Pope apologizes to Irish sex abuse victims
The seven-page letter, published in Rome Saturday, has various sections addressed to the victims, their parents, the abusers, church leaders and the Irish faithful as a whole.
The Pope's pastoral letter to the Catholics of Ireland
The letter, to be read at Sunday mass, rebukes church leaders for "grave errors of judgment" by failing to respond adequately to allegations of abuse.
"Your trust has been betrayed and your dignity has been violated," the Pope told victims. "I am truly sorry. I know that nothing can undo the wrong you have endured."
The Pope said he felt "shame and remorse" over what the victims have endured and praised their courage in speaking out about their abuse. He also acknowledged that in many cases, no one listened to their complaints.
"You have suffered grievously and I am truly sorry," he said.
Benedict called the abuse carried out by priests "sinful and criminal." He said those responsible must answer for their acts before God and before properly constituted tribunals.
He said many factors gave rise to the problem, including "insufficient human, moral, intellectual and spiritual formation in seminaries and novitiates," a tendency in society to favour the clergy, and a misplaced concern for the reputation of the church and the avoidance of scandal.
"Today is a very historical day for the Catholics of Ireland," said Cardinal Sean Brady, the top cardinal in Ireland who himself is under fire for not reporting a notorious abuser to police.
"In the name of the church, Pope Benedict openly expresses the shame and remorse that we all feel about the abuse that has occurred," said Cardinal Brady, who read the letter Saturday to worshippers at St. Patrick's Cathedral in Armagh, in Northern Ireland.

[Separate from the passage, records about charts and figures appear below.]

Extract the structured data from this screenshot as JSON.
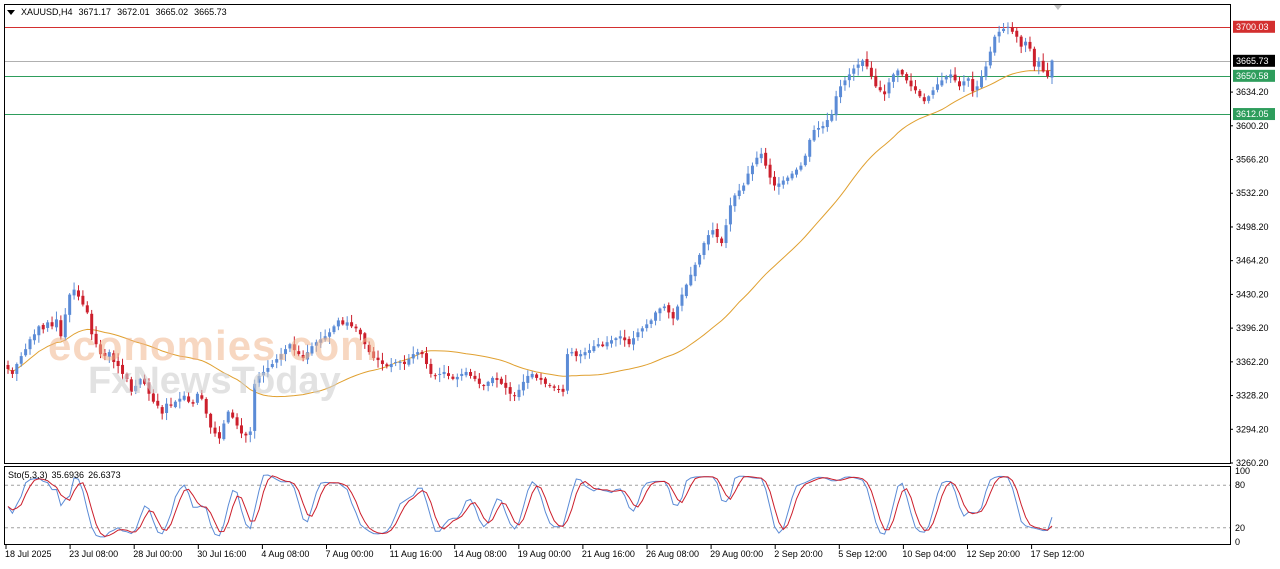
{
  "header": {
    "symbol": "XAUUSD,H4",
    "open": "3671.17",
    "high": "3672.01",
    "low": "3665.02",
    "close": "3665.73"
  },
  "watermark": {
    "line1": "economies.com",
    "line2": "FxNewsToday"
  },
  "oscillator": {
    "name": "Sto(5,3,3)",
    "main_value": "35.6936",
    "signal_value": "26.6373",
    "levels": [
      "100",
      "80",
      "20",
      "0"
    ]
  },
  "chart_data": {
    "type": "candlestick",
    "symbol": "XAUUSD",
    "timeframe": "H4",
    "ylim": [
      3260.2,
      3722
    ],
    "y_ticks": [
      "3634.20",
      "3600.20",
      "3566.20",
      "3532.20",
      "3498.20",
      "3464.20",
      "3430.20",
      "3396.20",
      "3362.20",
      "3328.20",
      "3294.20",
      "3260.20"
    ],
    "x_ticks": [
      "18 Jul 2025",
      "23 Jul 08:00",
      "28 Jul 00:00",
      "30 Jul 16:00",
      "4 Aug 08:00",
      "7 Aug 00:00",
      "11 Aug 16:00",
      "14 Aug 08:00",
      "19 Aug 00:00",
      "21 Aug 16:00",
      "26 Aug 08:00",
      "29 Aug 00:00",
      "2 Sep 20:00",
      "5 Sep 12:00",
      "10 Sep 04:00",
      "12 Sep 20:00",
      "17 Sep 12:00"
    ],
    "horizontal_levels": [
      {
        "value": 3700.03,
        "label": "3700.03",
        "color": "#d32f2f"
      },
      {
        "value": 3665.73,
        "label": "3665.73",
        "color": "#000000"
      },
      {
        "value": 3650.58,
        "label": "3650.58",
        "color": "#2e9d5c"
      },
      {
        "value": 3612.05,
        "label": "3612.05",
        "color": "#2e9d5c"
      }
    ],
    "bull_color": "#5b8bd6",
    "bear_color": "#cc1f2c",
    "ma_color": "#e0a030",
    "closes": [
      3355,
      3350,
      3360,
      3368,
      3375,
      3385,
      3390,
      3398,
      3395,
      3402,
      3398,
      3405,
      3388,
      3410,
      3430,
      3435,
      3428,
      3420,
      3412,
      3390,
      3380,
      3370,
      3368,
      3372,
      3362,
      3358,
      3350,
      3345,
      3332,
      3338,
      3345,
      3340,
      3330,
      3322,
      3318,
      3310,
      3320,
      3318,
      3322,
      3325,
      3328,
      3322,
      3320,
      3330,
      3325,
      3310,
      3296,
      3290,
      3285,
      3300,
      3312,
      3306,
      3298,
      3290,
      3288,
      3292,
      3340,
      3348,
      3352,
      3356,
      3360,
      3365,
      3370,
      3375,
      3380,
      3374,
      3370,
      3366,
      3372,
      3378,
      3382,
      3385,
      3388,
      3392,
      3398,
      3404,
      3400,
      3402,
      3398,
      3396,
      3390,
      3380,
      3372,
      3366,
      3364,
      3360,
      3358,
      3360,
      3362,
      3362,
      3360,
      3365,
      3370,
      3372,
      3370,
      3360,
      3350,
      3348,
      3350,
      3352,
      3348,
      3345,
      3347,
      3350,
      3352,
      3348,
      3345,
      3340,
      3338,
      3342,
      3346,
      3344,
      3340,
      3336,
      3330,
      3328,
      3334,
      3342,
      3348,
      3350,
      3346,
      3344,
      3340,
      3338,
      3336,
      3334,
      3332,
      3370,
      3372,
      3368,
      3370,
      3372,
      3374,
      3378,
      3380,
      3378,
      3382,
      3384,
      3386,
      3388,
      3384,
      3380,
      3386,
      3392,
      3396,
      3400,
      3404,
      3412,
      3416,
      3418,
      3412,
      3406,
      3418,
      3430,
      3440,
      3450,
      3460,
      3470,
      3482,
      3490,
      3495,
      3488,
      3482,
      3500,
      3520,
      3530,
      3535,
      3540,
      3552,
      3560,
      3568,
      3572,
      3560,
      3548,
      3540,
      3542,
      3545,
      3548,
      3552,
      3556,
      3560,
      3570,
      3586,
      3596,
      3598,
      3600,
      3606,
      3612,
      3630,
      3640,
      3646,
      3652,
      3658,
      3662,
      3666,
      3660,
      3650,
      3640,
      3636,
      3632,
      3644,
      3652,
      3656,
      3652,
      3646,
      3640,
      3636,
      3630,
      3625,
      3630,
      3636,
      3642,
      3646,
      3650,
      3652,
      3646,
      3640,
      3645,
      3648,
      3635,
      3640,
      3650,
      3660,
      3675,
      3690,
      3695,
      3698,
      3700,
      3695,
      3690,
      3680,
      3685,
      3678,
      3660,
      3665,
      3655,
      3650,
      3666
    ]
  }
}
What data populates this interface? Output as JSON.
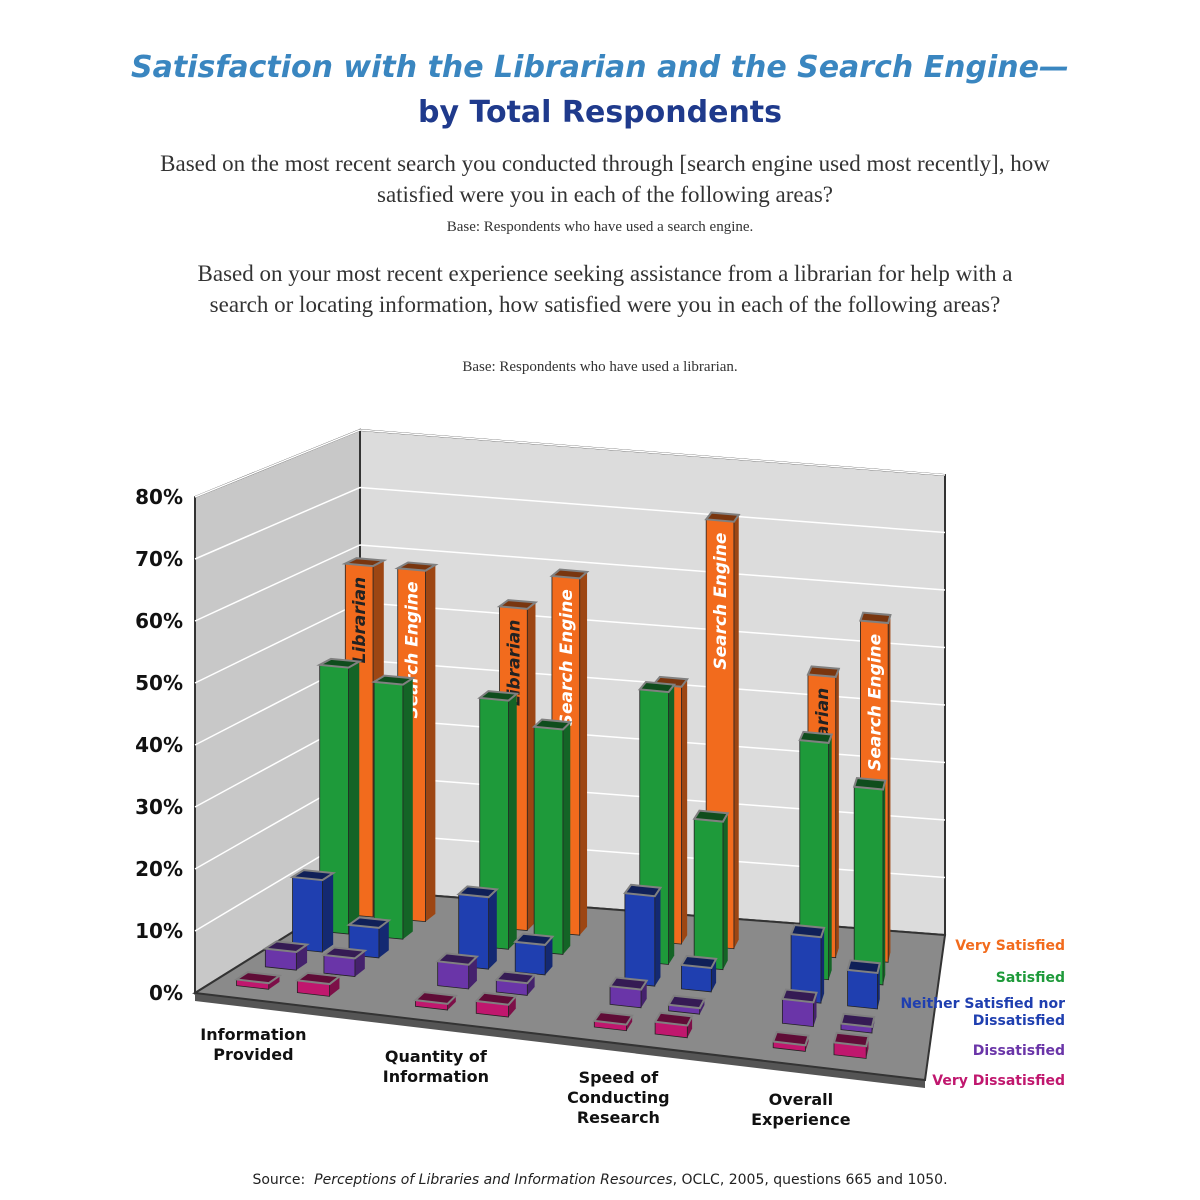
{
  "chart_data": {
    "type": "bar3d",
    "title": "Satisfaction with the Librarian and the Search Engine—",
    "subtitle": "by Total Respondents",
    "question_search_engine": "Based on the most recent search you conducted through [search engine used most recently], how satisfied were you in each of the following areas?",
    "base_search_engine": "Base:  Respondents who have used a search engine.",
    "question_librarian": "Based on your most recent experience seeking assistance from a librarian for help with a search or locating information, how satisfied were you in each of the following areas?",
    "base_librarian": "Base:  Respondents who have used a librarian.",
    "categories": [
      "Information Provided",
      "Quantity of Information",
      "Speed of Conducting Research",
      "Overall Experience"
    ],
    "groups": [
      "Librarian",
      "Search Engine"
    ],
    "series": [
      {
        "name": "Very Satisfied",
        "color": "#f26b1d",
        "librarian": [
          60,
          55,
          44,
          48
        ],
        "search_engine": [
          60,
          61,
          73,
          58
        ]
      },
      {
        "name": "Satisfied",
        "color": "#1e9a3a",
        "librarian": [
          45,
          42,
          46,
          40
        ],
        "search_engine": [
          43,
          38,
          25,
          33
        ]
      },
      {
        "name": "Neither Satisfied nor Dissatisfied",
        "color": "#1f3fb0",
        "librarian": [
          12,
          12,
          15,
          11
        ],
        "search_engine": [
          5,
          5,
          4,
          6
        ]
      },
      {
        "name": "Dissatisfied",
        "color": "#6a35a8",
        "librarian": [
          3,
          4,
          3,
          4
        ],
        "search_engine": [
          3,
          2,
          1,
          1
        ]
      },
      {
        "name": "Very Dissatisfied",
        "color": "#c0176e",
        "librarian": [
          1,
          1,
          1,
          1
        ],
        "search_engine": [
          2,
          2,
          2,
          2
        ]
      }
    ],
    "ylim": [
      0,
      80
    ],
    "yticks": [
      {
        "value": 0,
        "label": "0%"
      },
      {
        "value": 10,
        "label": "10%"
      },
      {
        "value": 20,
        "label": "20%"
      },
      {
        "value": 30,
        "label": "30%"
      },
      {
        "value": 40,
        "label": "40%"
      },
      {
        "value": 50,
        "label": "50%"
      },
      {
        "value": 60,
        "label": "60%"
      },
      {
        "value": 70,
        "label": "70%"
      },
      {
        "value": 80,
        "label": "80%"
      }
    ],
    "grid": true,
    "source": {
      "prefix": "Source:",
      "title": "Perceptions of Libraries and Information Resources",
      "rest": ", OCLC, 2005, questions 665 and 1050."
    }
  }
}
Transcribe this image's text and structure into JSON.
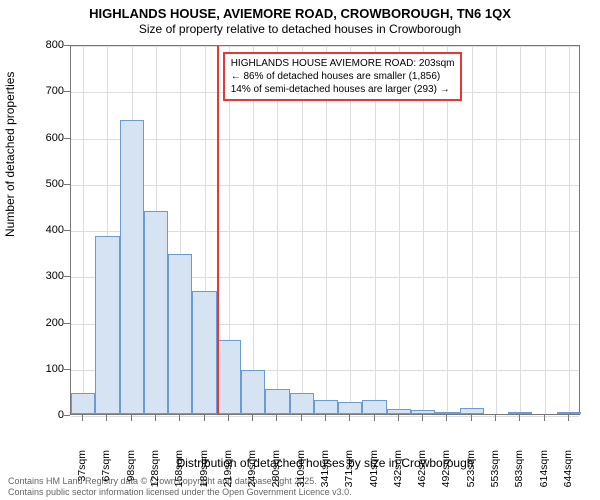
{
  "chart": {
    "type": "histogram",
    "title": "HIGHLANDS HOUSE, AVIEMORE ROAD, CROWBOROUGH, TN6 1QX",
    "subtitle": "Size of property relative to detached houses in Crowborough",
    "y_axis_label": "Number of detached properties",
    "x_axis_label": "Distribution of detached houses by size in Crowborough",
    "ylim": [
      0,
      800
    ],
    "ytick_step": 100,
    "x_categories": [
      "37sqm",
      "67sqm",
      "98sqm",
      "128sqm",
      "158sqm",
      "189sqm",
      "219sqm",
      "249sqm",
      "280sqm",
      "310sqm",
      "341sqm",
      "371sqm",
      "401sqm",
      "432sqm",
      "462sqm",
      "492sqm",
      "523sqm",
      "553sqm",
      "583sqm",
      "614sqm",
      "644sqm"
    ],
    "values": [
      45,
      385,
      635,
      440,
      345,
      265,
      160,
      95,
      55,
      45,
      30,
      25,
      30,
      10,
      8,
      5,
      12,
      0,
      4,
      0,
      3
    ],
    "bar_fill": "#d5e3f3",
    "bar_border": "#6a9bd1",
    "background_color": "#ffffff",
    "grid_color": "#dddddd",
    "axis_color": "#777777",
    "marker_color": "#e53935",
    "marker_at_index": 5.5,
    "annotation": {
      "line1": "HIGHLANDS HOUSE AVIEMORE ROAD: 203sqm",
      "line2": "← 86% of detached houses are smaller (1,856)",
      "line3": "14% of semi-detached houses are larger (293) →"
    },
    "footer_line1": "Contains HM Land Registry data © Crown copyright and database right 2025.",
    "footer_line2": "Contains public sector information licensed under the Open Government Licence v3.0.",
    "title_fontsize": 13,
    "subtitle_fontsize": 12,
    "label_fontsize": 12,
    "tick_fontsize": 11,
    "annotation_fontsize": 10
  }
}
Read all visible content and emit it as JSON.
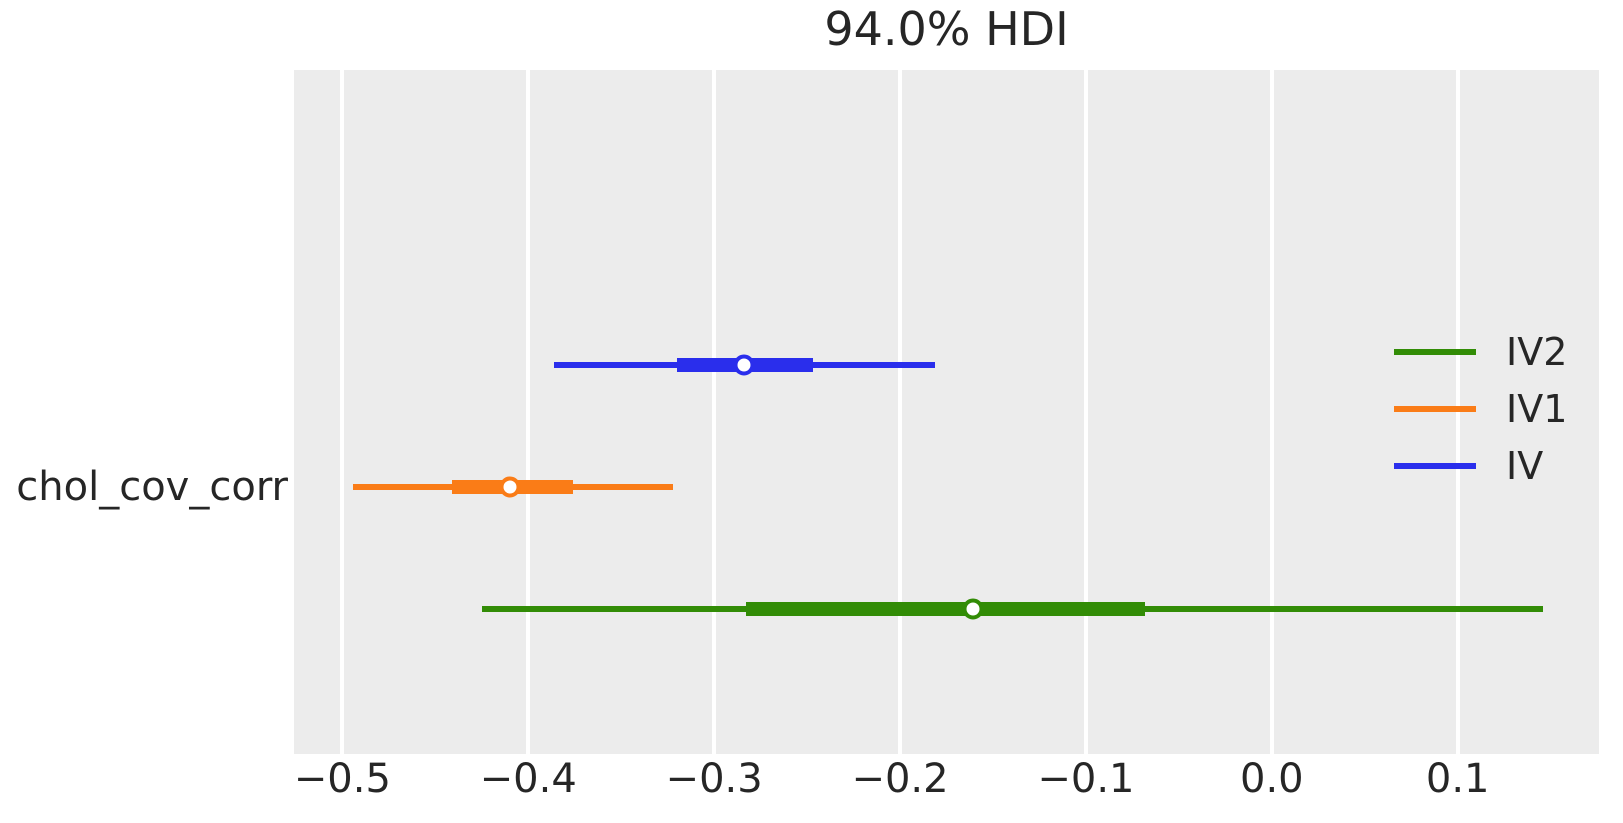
{
  "figure": {
    "title": "94.0% HDI",
    "ylabel": "chol_cov_corr"
  },
  "colors": {
    "background": "#ffffff",
    "axes_background": "#ececec",
    "grid": "#ffffff",
    "text": "#262626",
    "blue": "#2a2eec",
    "orange": "#fa7c17",
    "green": "#328c06"
  },
  "chart_data": {
    "type": "forest",
    "title": "94.0% HDI",
    "hdi_prob": 0.94,
    "variable": "chol_cov_corr",
    "xlim": [
      -0.526,
      0.176
    ],
    "xticks": [
      -0.5,
      -0.4,
      -0.3,
      -0.2,
      -0.1,
      0.0,
      0.1
    ],
    "xtick_labels": [
      "−0.5",
      "−0.4",
      "−0.3",
      "−0.2",
      "−0.1",
      "0.0",
      "0.1"
    ],
    "grid": "vertical-white",
    "marker_style": "white-filled-circle-colored-edge",
    "series": [
      {
        "name": "IV",
        "color": "#2a2eec",
        "hdi_94": [
          -0.386,
          -0.181
        ],
        "quartile_range": [
          -0.32,
          -0.247
        ],
        "median": -0.284
      },
      {
        "name": "IV1",
        "color": "#fa7c17",
        "hdi_94": [
          -0.494,
          -0.322
        ],
        "quartile_range": [
          -0.441,
          -0.376
        ],
        "median": -0.41
      },
      {
        "name": "IV2",
        "color": "#328c06",
        "hdi_94": [
          -0.425,
          0.146
        ],
        "quartile_range": [
          -0.283,
          -0.068
        ],
        "median": -0.161
      }
    ],
    "row_fractions": [
      0.431,
      0.61,
      0.788
    ],
    "legend": {
      "position": "center right",
      "frame": false,
      "entries": [
        "IV2",
        "IV1",
        "IV"
      ]
    }
  }
}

One in Four, the victims' group, said a new church leadership is necessary in Ireland for the church to regain its credibility.
"In relation to the Irish bishops, the Pope acknowledges their failings, but situates them in failures to adhere to canon law," the group said. "There is no appreciation that the law of the land supersedes canon law, and that the Catholic bishops, like any other citizens, are obliged to abide by Irish law."
Three Irish government-ordered investigations published from 2005 to 2009 have documented how thousands of Irish children suffered rape, molestation and other abuse by priests in their parishes and by nuns and brothers in boarding schools and orphanages.
Irish bishops did not report a single case to police until 1996, after victims began to sue the church.